The founder of ETOMR, Etienne Nsanzimana, is also the leader of the Church of the Brethren in Rwanda, previously serving another denomination as a pastor for many years. Nsanzimana tried for years to make inroads with the Twa in order to share the gospel of Jesus Christ, but without success. After two years of working with Twa leaders and teaching them how to grow potatoes and peas, he and the Brethren had their first breakthrough. Several people gave their lives to Christ and began attending a Brethren church.

Along with learning to grow their own food for the first time, the Twa, with the support of Brethren members, were taught the importance of savings and received assistance in opening savings accounts. They also received sewing classes and learned how to sew their own clothing. Another major advance for the Twa came when they were able to purchase health care in Rwanda’s national health care system. Conflict resolution skills were also taught.

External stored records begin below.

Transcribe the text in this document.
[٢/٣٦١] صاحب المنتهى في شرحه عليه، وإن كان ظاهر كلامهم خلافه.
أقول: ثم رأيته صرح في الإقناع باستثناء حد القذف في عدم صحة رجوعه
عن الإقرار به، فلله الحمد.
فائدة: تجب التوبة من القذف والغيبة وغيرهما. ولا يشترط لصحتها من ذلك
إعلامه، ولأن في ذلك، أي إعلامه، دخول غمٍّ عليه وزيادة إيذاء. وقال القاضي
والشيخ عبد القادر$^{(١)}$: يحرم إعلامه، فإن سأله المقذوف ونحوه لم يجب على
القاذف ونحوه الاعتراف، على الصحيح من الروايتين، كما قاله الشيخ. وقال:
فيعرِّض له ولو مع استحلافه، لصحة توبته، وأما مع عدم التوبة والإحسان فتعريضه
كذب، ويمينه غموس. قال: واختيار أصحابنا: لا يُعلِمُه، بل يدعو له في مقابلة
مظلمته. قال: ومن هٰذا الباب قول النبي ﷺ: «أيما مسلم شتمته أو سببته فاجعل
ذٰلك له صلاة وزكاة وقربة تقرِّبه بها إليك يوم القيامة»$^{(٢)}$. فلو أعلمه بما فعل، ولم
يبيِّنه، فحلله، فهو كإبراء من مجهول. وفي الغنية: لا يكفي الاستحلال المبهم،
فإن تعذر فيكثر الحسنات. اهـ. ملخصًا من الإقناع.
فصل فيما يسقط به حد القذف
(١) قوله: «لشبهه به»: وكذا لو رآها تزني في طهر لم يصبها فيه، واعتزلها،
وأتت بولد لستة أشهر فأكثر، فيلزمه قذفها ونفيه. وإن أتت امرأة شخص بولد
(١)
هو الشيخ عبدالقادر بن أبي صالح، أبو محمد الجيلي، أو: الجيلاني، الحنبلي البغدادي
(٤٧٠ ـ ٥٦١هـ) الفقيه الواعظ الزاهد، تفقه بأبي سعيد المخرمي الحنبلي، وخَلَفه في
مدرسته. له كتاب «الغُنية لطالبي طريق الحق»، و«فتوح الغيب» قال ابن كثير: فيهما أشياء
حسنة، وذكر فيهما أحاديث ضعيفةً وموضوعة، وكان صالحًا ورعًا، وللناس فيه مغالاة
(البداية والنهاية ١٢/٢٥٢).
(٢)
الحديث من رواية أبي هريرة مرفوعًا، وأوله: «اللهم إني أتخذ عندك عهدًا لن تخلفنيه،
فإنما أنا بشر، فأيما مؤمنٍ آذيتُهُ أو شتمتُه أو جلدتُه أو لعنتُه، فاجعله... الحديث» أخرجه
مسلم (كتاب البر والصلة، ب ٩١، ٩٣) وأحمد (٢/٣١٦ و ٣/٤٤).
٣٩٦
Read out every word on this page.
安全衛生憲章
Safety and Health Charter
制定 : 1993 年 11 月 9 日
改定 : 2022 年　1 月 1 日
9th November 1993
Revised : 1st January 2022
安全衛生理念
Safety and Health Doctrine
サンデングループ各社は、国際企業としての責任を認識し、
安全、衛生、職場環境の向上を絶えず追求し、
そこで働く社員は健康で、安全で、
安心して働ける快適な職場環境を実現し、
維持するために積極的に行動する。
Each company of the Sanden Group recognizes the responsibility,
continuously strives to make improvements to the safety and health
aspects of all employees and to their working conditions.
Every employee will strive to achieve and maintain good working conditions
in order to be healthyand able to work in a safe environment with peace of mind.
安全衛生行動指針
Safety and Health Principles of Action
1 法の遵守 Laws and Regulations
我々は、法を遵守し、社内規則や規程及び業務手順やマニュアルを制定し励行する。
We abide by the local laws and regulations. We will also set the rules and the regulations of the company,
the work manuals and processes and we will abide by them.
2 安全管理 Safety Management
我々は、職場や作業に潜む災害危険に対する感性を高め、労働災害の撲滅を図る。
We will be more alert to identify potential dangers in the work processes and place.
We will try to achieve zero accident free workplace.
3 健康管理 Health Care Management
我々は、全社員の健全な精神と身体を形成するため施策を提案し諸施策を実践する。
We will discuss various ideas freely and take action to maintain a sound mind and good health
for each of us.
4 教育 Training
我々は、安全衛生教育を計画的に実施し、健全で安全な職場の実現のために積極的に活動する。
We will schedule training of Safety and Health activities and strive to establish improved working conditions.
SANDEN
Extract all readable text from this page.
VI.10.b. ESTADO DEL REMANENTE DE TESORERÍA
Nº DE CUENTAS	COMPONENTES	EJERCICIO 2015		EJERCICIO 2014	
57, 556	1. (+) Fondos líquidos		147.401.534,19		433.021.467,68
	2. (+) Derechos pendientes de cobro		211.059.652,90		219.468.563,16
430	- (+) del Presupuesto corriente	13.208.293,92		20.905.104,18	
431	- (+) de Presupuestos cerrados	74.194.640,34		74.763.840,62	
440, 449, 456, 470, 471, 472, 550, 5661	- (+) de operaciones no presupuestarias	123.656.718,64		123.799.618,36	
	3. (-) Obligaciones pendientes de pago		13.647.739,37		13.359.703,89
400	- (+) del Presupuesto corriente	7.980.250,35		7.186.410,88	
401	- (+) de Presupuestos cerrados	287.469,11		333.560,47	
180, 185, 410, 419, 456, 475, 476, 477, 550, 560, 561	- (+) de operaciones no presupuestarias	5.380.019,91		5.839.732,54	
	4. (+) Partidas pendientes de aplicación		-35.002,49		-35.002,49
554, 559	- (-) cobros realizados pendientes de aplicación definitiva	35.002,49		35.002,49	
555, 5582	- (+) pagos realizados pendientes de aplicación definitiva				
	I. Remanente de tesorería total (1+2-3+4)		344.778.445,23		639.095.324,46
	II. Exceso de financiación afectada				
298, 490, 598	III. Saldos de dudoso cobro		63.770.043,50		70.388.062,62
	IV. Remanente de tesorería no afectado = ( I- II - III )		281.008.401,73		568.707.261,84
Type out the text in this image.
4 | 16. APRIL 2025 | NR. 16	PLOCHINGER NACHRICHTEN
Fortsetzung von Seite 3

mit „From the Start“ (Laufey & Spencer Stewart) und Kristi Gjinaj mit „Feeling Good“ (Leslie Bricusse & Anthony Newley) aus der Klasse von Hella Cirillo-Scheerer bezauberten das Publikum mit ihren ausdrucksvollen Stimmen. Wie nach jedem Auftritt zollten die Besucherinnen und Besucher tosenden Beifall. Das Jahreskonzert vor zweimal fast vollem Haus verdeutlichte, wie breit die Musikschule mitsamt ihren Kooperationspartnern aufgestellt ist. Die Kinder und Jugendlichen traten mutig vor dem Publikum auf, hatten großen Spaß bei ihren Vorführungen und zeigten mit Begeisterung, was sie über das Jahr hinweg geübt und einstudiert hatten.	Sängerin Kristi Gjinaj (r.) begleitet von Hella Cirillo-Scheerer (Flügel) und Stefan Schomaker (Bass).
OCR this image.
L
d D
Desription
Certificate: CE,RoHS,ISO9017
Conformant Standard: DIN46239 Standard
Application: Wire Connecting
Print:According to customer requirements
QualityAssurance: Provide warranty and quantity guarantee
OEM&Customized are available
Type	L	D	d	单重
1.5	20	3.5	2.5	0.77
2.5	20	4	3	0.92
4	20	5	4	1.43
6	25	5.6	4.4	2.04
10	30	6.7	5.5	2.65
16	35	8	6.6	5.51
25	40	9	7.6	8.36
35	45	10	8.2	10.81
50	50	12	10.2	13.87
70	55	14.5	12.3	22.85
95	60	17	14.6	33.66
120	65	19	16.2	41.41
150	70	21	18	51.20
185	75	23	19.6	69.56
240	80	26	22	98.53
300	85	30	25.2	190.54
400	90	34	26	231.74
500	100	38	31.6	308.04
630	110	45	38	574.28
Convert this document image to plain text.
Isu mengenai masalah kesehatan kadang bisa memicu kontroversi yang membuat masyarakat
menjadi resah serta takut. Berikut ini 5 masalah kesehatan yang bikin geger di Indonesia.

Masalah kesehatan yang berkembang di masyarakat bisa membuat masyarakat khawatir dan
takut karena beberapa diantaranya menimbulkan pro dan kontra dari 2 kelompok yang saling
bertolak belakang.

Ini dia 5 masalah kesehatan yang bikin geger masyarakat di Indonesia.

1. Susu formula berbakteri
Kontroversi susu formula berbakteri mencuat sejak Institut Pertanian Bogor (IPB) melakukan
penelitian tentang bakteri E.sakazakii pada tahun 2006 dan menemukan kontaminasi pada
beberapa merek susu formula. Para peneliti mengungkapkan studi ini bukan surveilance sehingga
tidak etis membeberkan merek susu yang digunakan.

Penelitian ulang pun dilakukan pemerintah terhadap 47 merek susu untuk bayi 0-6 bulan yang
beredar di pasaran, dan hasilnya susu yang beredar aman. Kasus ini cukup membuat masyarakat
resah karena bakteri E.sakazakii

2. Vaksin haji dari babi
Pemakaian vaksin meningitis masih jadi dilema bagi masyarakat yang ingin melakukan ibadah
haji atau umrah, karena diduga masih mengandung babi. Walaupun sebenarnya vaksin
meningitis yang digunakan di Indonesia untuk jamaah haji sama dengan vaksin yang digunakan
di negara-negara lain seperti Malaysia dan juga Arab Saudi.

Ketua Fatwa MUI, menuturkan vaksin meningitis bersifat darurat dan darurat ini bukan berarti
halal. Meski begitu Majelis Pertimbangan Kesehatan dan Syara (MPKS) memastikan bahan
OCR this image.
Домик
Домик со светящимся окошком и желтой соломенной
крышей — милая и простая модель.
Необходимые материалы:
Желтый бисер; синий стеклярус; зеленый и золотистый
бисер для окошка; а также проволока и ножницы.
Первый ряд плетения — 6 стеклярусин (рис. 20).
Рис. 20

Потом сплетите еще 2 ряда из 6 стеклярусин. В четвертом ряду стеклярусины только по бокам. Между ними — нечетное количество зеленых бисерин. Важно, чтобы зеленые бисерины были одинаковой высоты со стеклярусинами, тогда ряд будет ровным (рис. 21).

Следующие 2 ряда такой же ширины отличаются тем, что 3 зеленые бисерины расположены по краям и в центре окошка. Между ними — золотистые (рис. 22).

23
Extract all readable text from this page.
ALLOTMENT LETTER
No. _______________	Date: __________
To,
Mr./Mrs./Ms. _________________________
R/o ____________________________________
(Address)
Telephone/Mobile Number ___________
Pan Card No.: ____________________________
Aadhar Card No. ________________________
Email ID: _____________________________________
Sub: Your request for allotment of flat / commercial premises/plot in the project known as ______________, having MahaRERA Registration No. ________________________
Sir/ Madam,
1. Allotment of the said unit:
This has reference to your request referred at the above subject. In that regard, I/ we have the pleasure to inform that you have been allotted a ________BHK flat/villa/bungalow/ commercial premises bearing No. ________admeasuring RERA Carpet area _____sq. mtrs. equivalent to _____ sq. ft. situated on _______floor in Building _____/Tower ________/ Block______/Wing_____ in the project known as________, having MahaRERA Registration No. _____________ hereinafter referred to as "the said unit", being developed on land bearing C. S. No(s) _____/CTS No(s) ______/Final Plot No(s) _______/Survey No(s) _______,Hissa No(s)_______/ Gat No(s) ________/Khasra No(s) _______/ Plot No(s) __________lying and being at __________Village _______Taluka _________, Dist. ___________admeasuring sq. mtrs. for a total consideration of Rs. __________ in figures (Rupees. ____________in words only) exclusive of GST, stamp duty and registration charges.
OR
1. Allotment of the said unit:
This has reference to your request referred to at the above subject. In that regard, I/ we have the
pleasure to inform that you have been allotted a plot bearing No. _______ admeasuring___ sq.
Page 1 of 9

In fact, the progress made by the members of the Twa community in Bunyove is so dramatic that Twa from other communities have begun saying that they are no longer recognizable as Twa as they have such nice clothing and their children are going to school, some even graduating from high school.

In 2018, in the nearby Mudunde Church of the Brethren, a Twa choir formed called the Makerubi Choir. Nsanzimana believes that this is the first Twa choir ever formed in Rwanda, but the good news doesn’t end there! Recently, members of the Makerubi Choir traveled to a neighboring village to evangelize Twa people living in that community. Several community members converted to Christ in Humure and now they too have formed a Twa choir.

Alexander Bashame is director of the Makerubi Choir and a man of vision. In a meeting with GFI manager Jeff Boshart and GFI volunteer Chris Elliott, he expressed a hunger to learn much more. His hope for his people is that they will learn to raise pigs and chickens so that they can earn enough money to buy cows. Once they buy cows, he believes they will be able to begin buying land and owning their own homes and farms.

This is a story of faithfulness: pastor Nsanzimana’s faithfulness in seeking new ways to present the gospel to a hurting people, the faithfulness of the Twa for sticking with the potato project for seven years, the faithfulness of GFI donors in supporting this effort, and ultimately God’s faithfulness to his people for their courage and dedication.

In parting, Boshart and Elliott offered words of encouragement to the Twa leadership from Matthew 25:23, “Well done faithful servants, for you were faithful with little things...things as small as potatoes.” The meeting concluded with plans already formulating for a livestock project to begin later this year.